The main reason though why I think I feel so completely happy with my DNF is my mindset. A few years ago I would have been distraught at a bad race, but since I started working with Ian 20 months ago he’s completely changed how I think about my running. I realise that as a runner I’m not defined by a bad race, but it’s how we deal with these setbacks, and if I can’t deal with a bad race or a bad training session then I’m in the wrong sport. Because for every ‘up’ we experience in running – for every win or podium place, for every PB, for every race where it feels easy and effortless, there are going to be the ‘downs’ – the races where you have to slog out a finish, the missed targets, the DNFs, the injuries and more.
It’s only running at the day and we do this for fun and enjoyment. I feel very fortunate in that life generally treats me very kindly, and if the worse thing I have to deal with is not finishing a race, then I certainly can’t complain, and if I sat here wallowing in self-pity, it’s being completely disrespectful to people who have to deal with proper adversity in their lives.
In every setback in life, there are always positives. My RR didn’t go to plan, but I had a brilliant few weeks of training leading up to it, which as soon as I’m back running, I’m positive will stand me in good stead for the rest of 2019’s races, but more importantly the whole experience taught me so much about myself. I had 4 wonderful days in Texas and I can’t wait to come back and race on American soil again. Some things about the country are completely bonkers, but every time I visit America I leave with such a happy heart, and that’s mainly down to the people.
A few final thoughts on RR the race
I only covered 39 miles on race day, but saw the whole race set-up, and Tom obviously covered the full 100 miles, so I have a few final thoughts on the race itself, especially as this was the first time we’d raced in America.
I expected nothing less, but the Americans put on a show and a half when it comes to ultra running. Organisation is slick, yet the race is much more laidback to most UK and European ultras I’ve run, volunteers are there truly for the love of ultra running, and the crew set-up is more akin to a festival than what we think of as a running race so there’s a lot of support out on the course.
I didn’t use the aid stations for food/drink apart from water top-ups but Tom is the complete opposite and mainly relies on aid stations in races, and he assures me they were up to his high aid station standards (he uses Berlin 100 and CCC as his benchmarks for what an aid station should be like!).

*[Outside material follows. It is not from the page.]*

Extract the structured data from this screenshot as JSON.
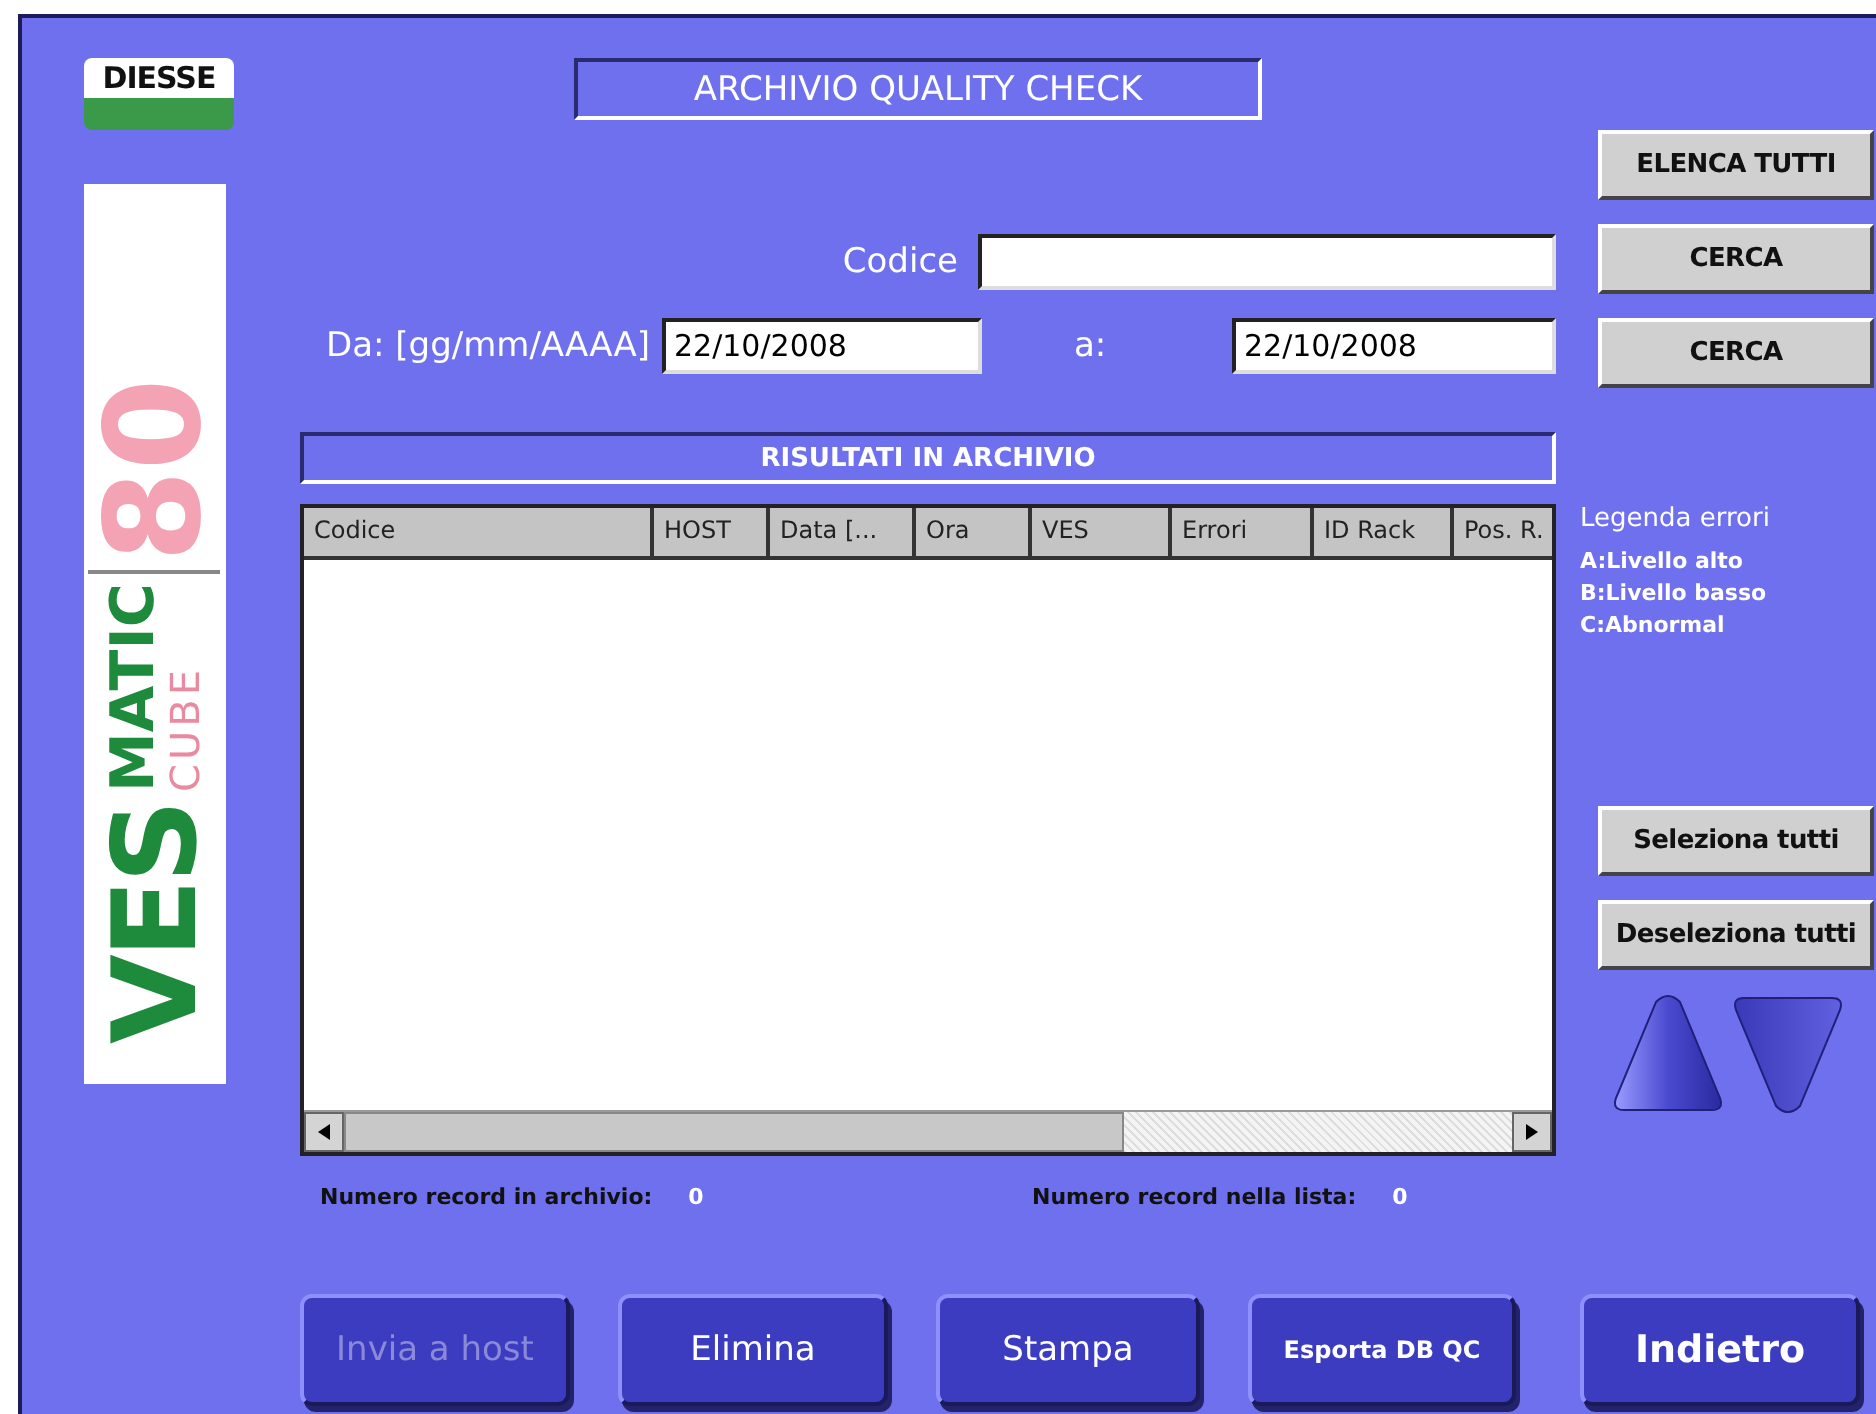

I don’t think RR is the fastest of 100 mile courses; if I compare it to Berlin 100, TP100 and A100 (three other fast 100 milers I’ve completed), then I’d say RR is probably about an hour slower than those. The course is pretty much entirely runnable with only about 6,500 feet of ascent over the 100 miles, but the terrain, in particular the tree roots, makes it slower going, particularly at night. Tom described it as two different races in daylight and then at night, so I think unless you’re a sub 16 hour finisher, then you’re going to be doing your last lap in the dark and there will be more of a slowdown than you anticipate. Tom had lots of good running in his legs on his final lap, but it still took him 6 hours in the dark. But if you’re wanting a relatively fast 100 miler in a fantastic part of the world, then I’d put RR right up there.
So there you have it, the blog I never thought I’d write, but on reflection the blog that was actually quite fine to write.